As I headed back to the road I thought about my options. I could walk out, but that would take at least an hour, maybe two and I really wasn't in condition for those hills. Nor did I have walking shoes. And when I got to the main road, there would still be another half hour or so of walking until I reached somewhere that I could use a phone. And it was starting to rain hard. I slipped my camera under the car, perching it on top of the gravel to stay dry while I prayed hard and fast about what to do. I quickly decided that the only solution would be to break a window on my car. All that was standing between me and those keys was one thin little pane of glass, after all. I began to cast my eyes about the surrounding landscape for some kind of a tool to use, perhaps a rock, and right out loud, asked my Father for help with the cause.

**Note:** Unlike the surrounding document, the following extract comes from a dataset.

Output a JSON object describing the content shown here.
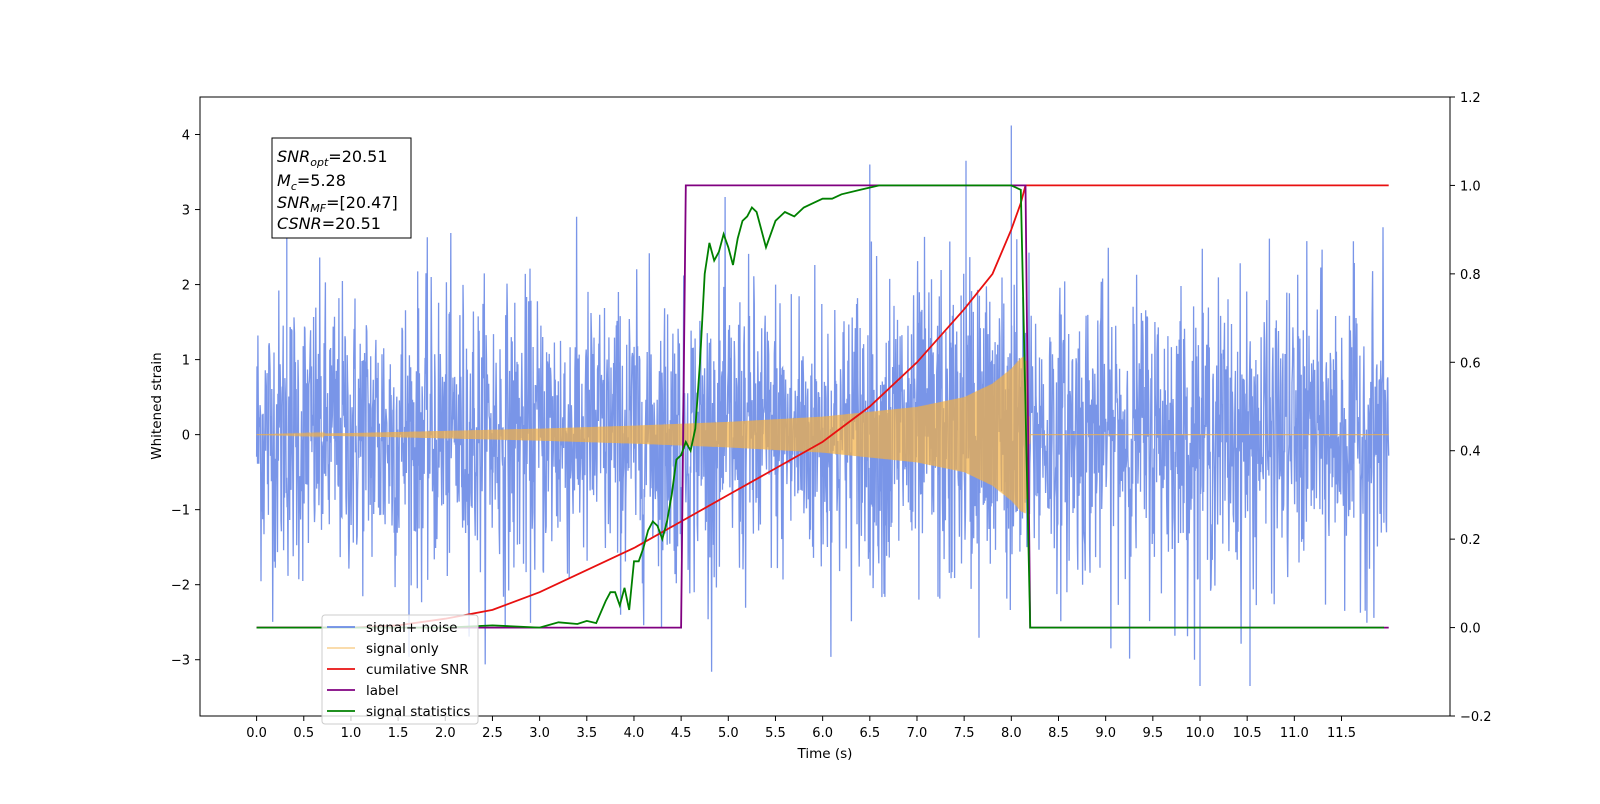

Within 30 seconds my eyes landed on a length of 2 by 4, which had a large pointed dollop of concrete firmly stuck to one end. It was the perfect tool for attempting to smash hard-to-break tempered automotive glass and I took it as a sign that God was surely with me. I wonder if the road crew who tossed their construction waste into the ditch after putting up the "No Motorized Vehicles..." sign had any idea that the refuse they left would someday be an answer to prayer. I doubt it. I doubt it very much.
But an answer to prayer it was. I laid hands on my divinely appointed tool and set to work on the little triangular window in the back door - the smallest window - and I hoped the least expensive.
Bam! The concrete bounced off the glass. I suddenly realized this was going to be harder than it looked. I set my resolve, planted my feet firmly and "Bam!" the tool went again. "Bam! Bam! Bam!" Each time I tried, it bounced back off the glass. I tried harder. And the more power I put into it, the more bounce it had until it was bouncing nearly out of my hands. I stopped, took a deep breath and psyched myself up. This was going to be the mother of all bams and when I struck the car this last time, "Crash!" The window shattered into a million fragments. At the same time, the hunk of concrete which had fallen off the 2 by 4 on impact landed on the back seat amids tiny little jewels of brightly sparkling glass. I reached in the window, popped up the lock and I was FREE!
Back at work 20 minutes later, the whole adventure seemed like a dream. "Why didn't you just call us on your cell phone?" one co-worker asked. My cell phone, of course, had been laying on the front seat, right next to my keys.
The lesson? Well, there was a time this little adventure would have started a cacophony of voices in my head. "Loser!" "You can't do anything right." "You're no good." "This would never happen to Belinda." You know, stuff like that.
But I was seeing myself in a whole different light today. Instead I heard voices saying, "How resourceful!" "God was with you to help you find that tool!" "Great decision making in a crisis."
No, I never should have been in that position. I should never have put my keys down before getting out of the car. I should have tucked them securely in my pocket instead. But I did absentmindedly lay them down. Then I got out and I locked them in the car.
The question, once in the middle of the dilemma, quickly became, "What now?" not "What if?"
God was with me that afternoon in the woods. He was well aware of my weaknesses and made sure the tool I would need had been thrown haphazardly into the ditch and lay there undisturbed for months - maybe even years.
As I recall, it cost about $250 to get that broken window replaced. Was the lesson God consolidated in my heart that day worth the price? I thought so!